Schock in ecuador: beccacece nach wm-aus entlassen!
Ecuador bangt um die Zukunft im internationalen Fußball – und die Zukunft begann eben nicht mit Sebastián Beccacece. Nach dem blamablen Ausscheiden gegen Mexiko beim WM 2026 ist der Traum für den argentinischen Coach geplatzt. Ein Kapitel, das mit großen Erwartungen begann, endete jäh und bitter.

Die erste halbzeit entschied das spiel
Im Estadio Azteca präsentierte sich die Tri von ihrer schlechtesten Seite. Julian Quiñones und Raúl Jiménez trafen innerhalb der ersten halben Stunde und schickten Ecuador bereits früh in den Abgrund. Die mexikanische Dominanz war unübersehbar, und die ecuadorianische Antwort blieb im zweiten Durchgang verhalten, trotz einer gesteigerten Ballbesitzquote.
Beccacece schien sich sein Schicksal bereits absehbar. Seine Worte nach dem Spiel klangen wie ein Abschied: „Dankbar für dieses Abenteuer, diese Reise. Nur Dankbarkeit.“ Ein klares Signal an die Öffentlichkeit, dass seine Zeit an der Seitenlinie zu Ende geht. Er sprach von einem verpassten Ziel, betonte aber auch die Würde und den Stolz, den er trotz der Niederlage empfindet – eine elegante Kapitulation, die jedoch die unausweichliche Wahrheit nicht verschleiert.
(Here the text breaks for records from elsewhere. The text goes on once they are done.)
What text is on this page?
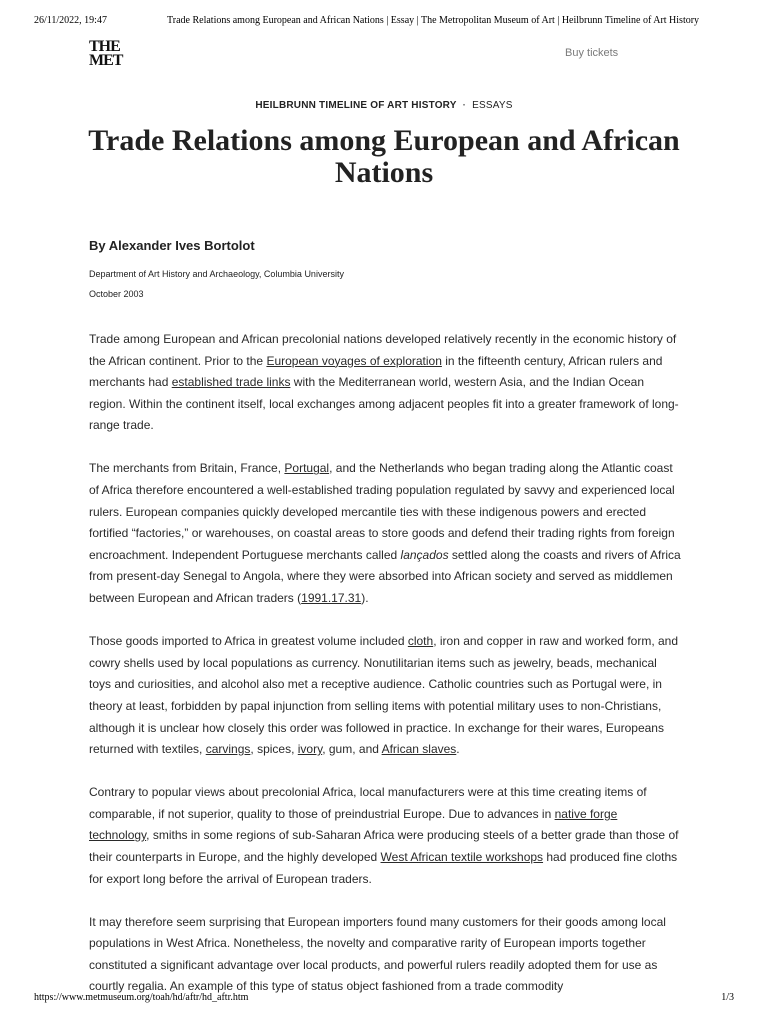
26/11/2022, 19:47	Trade Relations among European and African Nations | Essay | The Metropolitan Museum of Art | Heilbrunn Timeline of Art History
THE
MET	Buy tickets
HEILBRUNN TIMELINE OF ART HISTORY · ESSAYS
Trade Relations among European and African Nations
By Alexander Ives Bortolot
Department of Art History and Archaeology, Columbia University
October 2003

Trade among European and African precolonial nations developed relatively recently in the economic history of the African continent. Prior to the European voyages of exploration in the fifteenth century, African rulers and merchants had established trade links with the Mediterranean world, western Asia, and the Indian Ocean region. Within the continent itself, local exchanges among adjacent peoples fit into a greater framework of long-range trade.

The merchants from Britain, France, Portugal, and the Netherlands who began trading along the Atlantic coast of Africa therefore encountered a well-established trading population regulated by savvy and experienced local rulers. European companies quickly developed mercantile ties with these indigenous powers and erected fortified “factories,” or warehouses, on coastal areas to store goods and defend their trading rights from foreign encroachment. Independent Portuguese merchants called lançados settled along the coasts and rivers of Africa from present-day Senegal to Angola, where they were absorbed into African society and served as middlemen between European and African traders (1991.17.31).

Those goods imported to Africa in greatest volume included cloth, iron and copper in raw and worked form, and cowry shells used by local populations as currency. Nonutilitarian items such as jewelry, beads, mechanical toys and curiosities, and alcohol also met a receptive audience. Catholic countries such as Portugal were, in theory at least, forbidden by papal injunction from selling items with potential military uses to non-Christians, although it is unclear how closely this order was followed in practice. In exchange for their wares, Europeans returned with textiles, carvings, spices, ivory, gum, and African slaves.

Contrary to popular views about precolonial Africa, local manufacturers were at this time creating items of comparable, if not superior, quality to those of preindustrial Europe. Due to advances in native forge technology, smiths in some regions of sub-Saharan Africa were producing steels of a better grade than those of their counterparts in Europe, and the highly developed West African textile workshops had produced fine cloths for export long before the arrival of European traders.

It may therefore seem surprising that European importers found many customers for their goods among local populations in West Africa. Nonetheless, the novelty and comparative rarity of European imports together constituted a significant advantage over local products, and powerful rulers readily adopted them for use as courtly regalia. An example of this type of status object fashioned from a trade commodity

https://www.metmuseum.org/toah/hd/aftr/hd_aftr.htm	1/3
Die Federación Ecuatoriana de Fútbol hatte den Ausstieg des Trainers offenbar schon länger vorgesehen. Berichte aus ecuadorianischen Medien deuten darauf hin, dass Beccaceces Vertrag direkt an den WM-Erfolg gekoppelt war. Das frühe Ausscheiden aktivierte somit automatisch die Ausstiegsclause.
Es gab Lichtblicke in Beccaceces Amtszeit. Er qualifizierte Ecuador für die WM und schuf eine beachtliche Siegesserie vor dem Turnier. Spieler wie Moisés Caicedo, Piero Hincapié und William Pacho entwickelten sich unter seiner Führung weiter. Doch das Turnier selbst offenbarte auch Schwächen, die in den Monaten zuvor übersehen wurden. Die Niederlage gegen den Elfenbeinküste, das Unentschieden gegen Curazao und schließlich das Ausscheiden gegen Mexiko wogen schwerer als der historische Sieg gegen Deutschland.
Die Entlassung Beccaceces ist ein Strich unter einer Ära voller Versprechen und letztlich unerfüllter Hoffnungen für den ecuadorianischen Fußball. Die Frage, wer die Tricolor in die nächste Runde führen kann, bleibt offen und wirft einen langen Schatten über die Zukunft des Landes im internationalen Sportgeschehen. Die Verantwortung liegt nun bei der Federación, einen Nachfolger zu finden, der die talentierte Generation wieder in die Spur bringt und das Land zu neuen Erfolgen führt.